Arab League reaffirms a pledge to pay $100 million a month to the Palestinian Authority.

Elad Benari ,

(illustration)
(illustration)
Thinkstock

The Arab League on Sunday reaffirmed a pledge to pay $100 million a month to the Palestinian Authority (PA).

Arab finance ministers meeting in Cairo renewed a promise first made in April to boost "the Palestinian Authority's budget with a $100 million monthly transfer... as it faces financial burdens", a statement quoted by AFP said.

They also insisted, in an implicit rebuke to the White House's economic plan, on the "complete Arab support to the Palestinian state's economic, political and financial independence."

The statement came a day after the US administration unveiled the economic part of its peace plan that it will present at an economic conference in Bahrain on Tuesday and Wednesday.

The plan aims to raise more than $50 billion for the PA and create one million jobs for its residents within a decade.

The PA is boycotting the two-day Bahrain conference that, charging that pro-Israel Trump is seeking to buy off the Palestinian Arabs and deprive them of an independent state.

Despite the PA’s refusal to attend, several Arab countries have confirmed their attendance, including Egypt, Jordan and Saudi Arabia.

On Sunday, the Arab finance ministers also condemned what they dubbed as "Israeli piracy of Palestinian public funds."

The condemnation refers to the Israeli Cabinet’s decision to implement the policy to offset the PA’s payments to terrorists from the tax money Israel collects on behalf of the PA.

Immediately after the Cabinet's decision, the PA announced it would not take the partial sum of the funds from Israel.

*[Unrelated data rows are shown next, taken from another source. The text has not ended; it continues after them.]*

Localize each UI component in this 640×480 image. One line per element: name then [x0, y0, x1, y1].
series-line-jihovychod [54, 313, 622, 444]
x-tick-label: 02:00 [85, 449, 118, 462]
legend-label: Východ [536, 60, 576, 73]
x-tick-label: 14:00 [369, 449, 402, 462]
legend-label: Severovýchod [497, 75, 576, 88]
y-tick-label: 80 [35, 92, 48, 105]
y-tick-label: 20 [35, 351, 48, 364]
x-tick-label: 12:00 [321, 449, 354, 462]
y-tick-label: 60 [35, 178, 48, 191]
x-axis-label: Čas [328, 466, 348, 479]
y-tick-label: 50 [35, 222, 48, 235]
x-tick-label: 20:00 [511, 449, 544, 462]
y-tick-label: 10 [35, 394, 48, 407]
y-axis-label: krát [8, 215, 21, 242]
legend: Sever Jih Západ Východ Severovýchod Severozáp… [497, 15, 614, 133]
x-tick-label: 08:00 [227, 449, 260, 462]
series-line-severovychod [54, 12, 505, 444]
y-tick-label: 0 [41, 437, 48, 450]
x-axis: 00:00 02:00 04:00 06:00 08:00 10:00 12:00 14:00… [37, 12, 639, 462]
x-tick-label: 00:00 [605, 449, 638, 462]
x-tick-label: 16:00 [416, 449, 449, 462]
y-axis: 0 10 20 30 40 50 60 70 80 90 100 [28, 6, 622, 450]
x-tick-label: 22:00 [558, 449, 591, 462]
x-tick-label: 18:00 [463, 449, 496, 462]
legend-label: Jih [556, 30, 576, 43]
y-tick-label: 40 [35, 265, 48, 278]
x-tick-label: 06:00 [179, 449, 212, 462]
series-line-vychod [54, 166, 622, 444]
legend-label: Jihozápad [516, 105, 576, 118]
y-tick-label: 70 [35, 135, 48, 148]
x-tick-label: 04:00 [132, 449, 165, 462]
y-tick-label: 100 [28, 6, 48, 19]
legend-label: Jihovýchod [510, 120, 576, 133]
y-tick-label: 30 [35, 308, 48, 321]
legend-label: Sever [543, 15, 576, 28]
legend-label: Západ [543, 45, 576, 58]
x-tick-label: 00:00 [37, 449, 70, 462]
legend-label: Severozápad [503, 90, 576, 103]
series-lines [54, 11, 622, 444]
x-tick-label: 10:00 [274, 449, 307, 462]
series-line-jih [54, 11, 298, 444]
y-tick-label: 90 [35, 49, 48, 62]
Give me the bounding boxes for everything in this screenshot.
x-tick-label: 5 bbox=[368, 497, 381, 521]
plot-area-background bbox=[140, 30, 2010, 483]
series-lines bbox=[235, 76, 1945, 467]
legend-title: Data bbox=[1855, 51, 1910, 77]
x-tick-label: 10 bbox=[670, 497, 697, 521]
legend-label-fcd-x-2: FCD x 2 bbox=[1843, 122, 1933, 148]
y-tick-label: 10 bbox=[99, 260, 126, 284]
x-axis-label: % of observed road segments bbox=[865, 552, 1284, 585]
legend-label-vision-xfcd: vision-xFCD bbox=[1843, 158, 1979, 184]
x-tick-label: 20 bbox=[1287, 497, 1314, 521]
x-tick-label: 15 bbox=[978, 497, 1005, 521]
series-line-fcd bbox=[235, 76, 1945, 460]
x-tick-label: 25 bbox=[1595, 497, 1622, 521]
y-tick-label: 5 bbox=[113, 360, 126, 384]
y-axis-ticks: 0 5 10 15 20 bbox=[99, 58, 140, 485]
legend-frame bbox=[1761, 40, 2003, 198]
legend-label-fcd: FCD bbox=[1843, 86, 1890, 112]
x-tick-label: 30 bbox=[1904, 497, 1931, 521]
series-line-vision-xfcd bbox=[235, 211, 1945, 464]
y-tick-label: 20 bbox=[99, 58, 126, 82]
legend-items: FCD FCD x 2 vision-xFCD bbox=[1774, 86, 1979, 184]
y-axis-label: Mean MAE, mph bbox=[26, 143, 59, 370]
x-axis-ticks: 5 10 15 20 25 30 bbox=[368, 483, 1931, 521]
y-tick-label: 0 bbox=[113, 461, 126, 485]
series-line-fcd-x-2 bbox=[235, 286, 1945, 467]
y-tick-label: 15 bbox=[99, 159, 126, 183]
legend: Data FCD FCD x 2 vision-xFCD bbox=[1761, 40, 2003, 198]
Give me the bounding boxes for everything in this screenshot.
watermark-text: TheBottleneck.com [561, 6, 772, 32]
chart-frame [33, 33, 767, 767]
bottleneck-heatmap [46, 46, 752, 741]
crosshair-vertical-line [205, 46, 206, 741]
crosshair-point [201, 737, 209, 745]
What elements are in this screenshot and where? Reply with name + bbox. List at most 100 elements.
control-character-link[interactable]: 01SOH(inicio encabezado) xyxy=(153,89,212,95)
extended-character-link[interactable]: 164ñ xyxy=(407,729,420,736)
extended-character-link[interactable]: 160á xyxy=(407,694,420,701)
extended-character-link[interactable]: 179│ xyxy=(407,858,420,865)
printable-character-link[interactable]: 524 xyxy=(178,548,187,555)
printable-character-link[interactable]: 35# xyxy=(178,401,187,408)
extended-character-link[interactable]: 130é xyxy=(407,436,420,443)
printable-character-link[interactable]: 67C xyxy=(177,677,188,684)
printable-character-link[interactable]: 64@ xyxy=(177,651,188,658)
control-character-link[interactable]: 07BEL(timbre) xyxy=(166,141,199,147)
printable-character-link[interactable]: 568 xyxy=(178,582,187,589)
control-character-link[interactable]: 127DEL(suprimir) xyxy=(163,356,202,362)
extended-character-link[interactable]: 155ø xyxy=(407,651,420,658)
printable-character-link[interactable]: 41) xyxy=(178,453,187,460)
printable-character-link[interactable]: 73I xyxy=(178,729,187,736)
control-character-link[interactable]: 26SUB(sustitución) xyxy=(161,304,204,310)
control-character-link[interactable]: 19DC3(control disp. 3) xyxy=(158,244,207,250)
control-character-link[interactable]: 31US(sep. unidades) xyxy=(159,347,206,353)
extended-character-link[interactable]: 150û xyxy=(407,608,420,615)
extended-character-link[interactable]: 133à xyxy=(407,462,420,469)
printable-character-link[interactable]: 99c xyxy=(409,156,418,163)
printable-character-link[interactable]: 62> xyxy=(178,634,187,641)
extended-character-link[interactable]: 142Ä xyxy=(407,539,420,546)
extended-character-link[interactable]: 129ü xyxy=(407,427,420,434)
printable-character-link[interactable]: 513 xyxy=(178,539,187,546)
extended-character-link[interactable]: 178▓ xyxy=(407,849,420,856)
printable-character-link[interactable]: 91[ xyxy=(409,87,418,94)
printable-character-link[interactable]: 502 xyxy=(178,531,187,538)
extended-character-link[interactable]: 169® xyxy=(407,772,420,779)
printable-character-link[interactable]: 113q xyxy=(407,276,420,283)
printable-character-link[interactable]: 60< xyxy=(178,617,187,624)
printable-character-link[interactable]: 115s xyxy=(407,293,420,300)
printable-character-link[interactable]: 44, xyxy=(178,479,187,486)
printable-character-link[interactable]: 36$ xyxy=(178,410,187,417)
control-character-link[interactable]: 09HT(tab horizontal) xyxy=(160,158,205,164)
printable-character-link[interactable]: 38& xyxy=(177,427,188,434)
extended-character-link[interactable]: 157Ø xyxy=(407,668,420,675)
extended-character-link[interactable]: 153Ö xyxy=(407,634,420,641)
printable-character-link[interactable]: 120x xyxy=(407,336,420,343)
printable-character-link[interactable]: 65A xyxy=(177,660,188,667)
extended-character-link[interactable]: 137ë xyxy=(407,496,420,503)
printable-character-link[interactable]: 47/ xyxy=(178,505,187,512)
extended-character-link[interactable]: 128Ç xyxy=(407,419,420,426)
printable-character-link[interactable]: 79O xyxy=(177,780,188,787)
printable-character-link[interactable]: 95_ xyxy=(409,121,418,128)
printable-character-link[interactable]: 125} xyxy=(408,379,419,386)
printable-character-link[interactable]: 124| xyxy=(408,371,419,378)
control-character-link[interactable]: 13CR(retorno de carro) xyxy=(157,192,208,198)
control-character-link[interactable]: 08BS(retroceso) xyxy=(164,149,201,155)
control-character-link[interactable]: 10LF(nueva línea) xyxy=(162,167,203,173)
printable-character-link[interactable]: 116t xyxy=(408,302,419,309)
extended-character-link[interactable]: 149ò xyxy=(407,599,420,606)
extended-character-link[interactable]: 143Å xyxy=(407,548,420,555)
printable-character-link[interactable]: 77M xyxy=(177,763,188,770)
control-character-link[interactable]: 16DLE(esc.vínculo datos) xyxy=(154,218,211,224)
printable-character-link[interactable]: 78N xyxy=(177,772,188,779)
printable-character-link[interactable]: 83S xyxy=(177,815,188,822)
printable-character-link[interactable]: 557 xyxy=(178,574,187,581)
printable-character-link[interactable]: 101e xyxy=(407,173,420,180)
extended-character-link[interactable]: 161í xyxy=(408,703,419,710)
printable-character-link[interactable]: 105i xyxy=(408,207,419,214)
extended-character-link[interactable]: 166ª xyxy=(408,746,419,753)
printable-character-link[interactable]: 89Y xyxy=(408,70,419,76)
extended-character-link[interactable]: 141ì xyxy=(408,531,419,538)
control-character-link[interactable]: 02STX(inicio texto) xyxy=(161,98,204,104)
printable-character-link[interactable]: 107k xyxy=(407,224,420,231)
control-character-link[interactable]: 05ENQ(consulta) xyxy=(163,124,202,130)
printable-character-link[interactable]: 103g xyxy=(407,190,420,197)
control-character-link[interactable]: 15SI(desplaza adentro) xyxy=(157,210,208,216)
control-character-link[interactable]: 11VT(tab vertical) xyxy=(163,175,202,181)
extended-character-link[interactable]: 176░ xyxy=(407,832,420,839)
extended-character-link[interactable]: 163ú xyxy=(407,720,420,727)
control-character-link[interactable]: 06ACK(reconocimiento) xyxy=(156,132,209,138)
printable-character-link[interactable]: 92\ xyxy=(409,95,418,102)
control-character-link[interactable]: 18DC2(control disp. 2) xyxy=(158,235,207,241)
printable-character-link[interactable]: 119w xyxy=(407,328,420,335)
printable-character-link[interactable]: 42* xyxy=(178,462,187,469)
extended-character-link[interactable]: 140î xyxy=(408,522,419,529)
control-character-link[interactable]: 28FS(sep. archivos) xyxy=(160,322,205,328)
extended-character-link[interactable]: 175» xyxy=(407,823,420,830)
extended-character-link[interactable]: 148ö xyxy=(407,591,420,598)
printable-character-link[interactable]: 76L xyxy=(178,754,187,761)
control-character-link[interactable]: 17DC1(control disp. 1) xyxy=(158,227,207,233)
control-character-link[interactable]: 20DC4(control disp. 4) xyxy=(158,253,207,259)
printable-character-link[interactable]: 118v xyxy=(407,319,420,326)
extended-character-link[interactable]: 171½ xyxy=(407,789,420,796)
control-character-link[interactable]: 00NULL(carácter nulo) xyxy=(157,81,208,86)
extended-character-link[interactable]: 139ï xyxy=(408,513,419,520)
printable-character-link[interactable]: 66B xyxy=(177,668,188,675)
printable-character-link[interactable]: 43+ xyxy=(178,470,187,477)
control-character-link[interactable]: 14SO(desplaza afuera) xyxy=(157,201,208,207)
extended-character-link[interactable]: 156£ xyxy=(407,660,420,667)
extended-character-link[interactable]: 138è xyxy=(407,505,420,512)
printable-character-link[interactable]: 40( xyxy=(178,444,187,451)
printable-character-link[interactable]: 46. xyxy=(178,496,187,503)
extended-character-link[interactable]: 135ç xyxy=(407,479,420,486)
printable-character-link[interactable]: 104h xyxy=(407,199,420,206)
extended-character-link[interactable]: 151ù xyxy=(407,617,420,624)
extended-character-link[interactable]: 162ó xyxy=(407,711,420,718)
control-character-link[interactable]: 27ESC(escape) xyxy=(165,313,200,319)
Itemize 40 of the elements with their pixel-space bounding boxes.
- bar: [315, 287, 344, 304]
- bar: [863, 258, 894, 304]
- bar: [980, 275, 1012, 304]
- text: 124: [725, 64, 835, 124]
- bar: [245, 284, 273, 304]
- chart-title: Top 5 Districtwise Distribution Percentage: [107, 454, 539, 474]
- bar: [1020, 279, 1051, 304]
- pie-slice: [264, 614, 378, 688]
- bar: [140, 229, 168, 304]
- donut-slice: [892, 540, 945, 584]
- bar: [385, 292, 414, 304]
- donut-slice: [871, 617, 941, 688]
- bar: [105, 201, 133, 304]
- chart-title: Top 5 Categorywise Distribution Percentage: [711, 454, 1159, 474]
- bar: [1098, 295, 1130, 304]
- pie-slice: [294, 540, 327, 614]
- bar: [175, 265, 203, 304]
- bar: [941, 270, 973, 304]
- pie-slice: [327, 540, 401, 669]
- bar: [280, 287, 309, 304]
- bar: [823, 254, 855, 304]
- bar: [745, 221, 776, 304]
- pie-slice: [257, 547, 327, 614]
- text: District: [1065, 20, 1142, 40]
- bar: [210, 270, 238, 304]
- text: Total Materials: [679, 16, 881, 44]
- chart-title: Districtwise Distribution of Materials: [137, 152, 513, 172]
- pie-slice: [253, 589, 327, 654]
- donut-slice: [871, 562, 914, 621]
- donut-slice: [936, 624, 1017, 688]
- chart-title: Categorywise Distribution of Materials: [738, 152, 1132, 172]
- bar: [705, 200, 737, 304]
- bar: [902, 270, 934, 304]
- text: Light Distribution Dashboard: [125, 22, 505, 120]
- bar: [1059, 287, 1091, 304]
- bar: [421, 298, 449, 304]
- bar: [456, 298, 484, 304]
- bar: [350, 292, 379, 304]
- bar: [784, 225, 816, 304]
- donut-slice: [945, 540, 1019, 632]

PA chairman Mahmoud Abbas later reiterated that he would not accept partial payment of tax transfers owed by Israel and also stressed that he would not end the financial support for the families of terrorists imprisoned or eliminated by Israel.

The Arab League initially pledged in April to pay a $100 million to plug the gap left when Israel blocked tax transfers.

The PA has repeatedly asked for foreign donations in recent years, claiming it is on the verge of collapse due to a worsening financial crisis.

At the same time, it continues to spend six percent of the PA’s annual budget to pay $4.5 million a month to jailed terrorists and another $6.5 million to their families.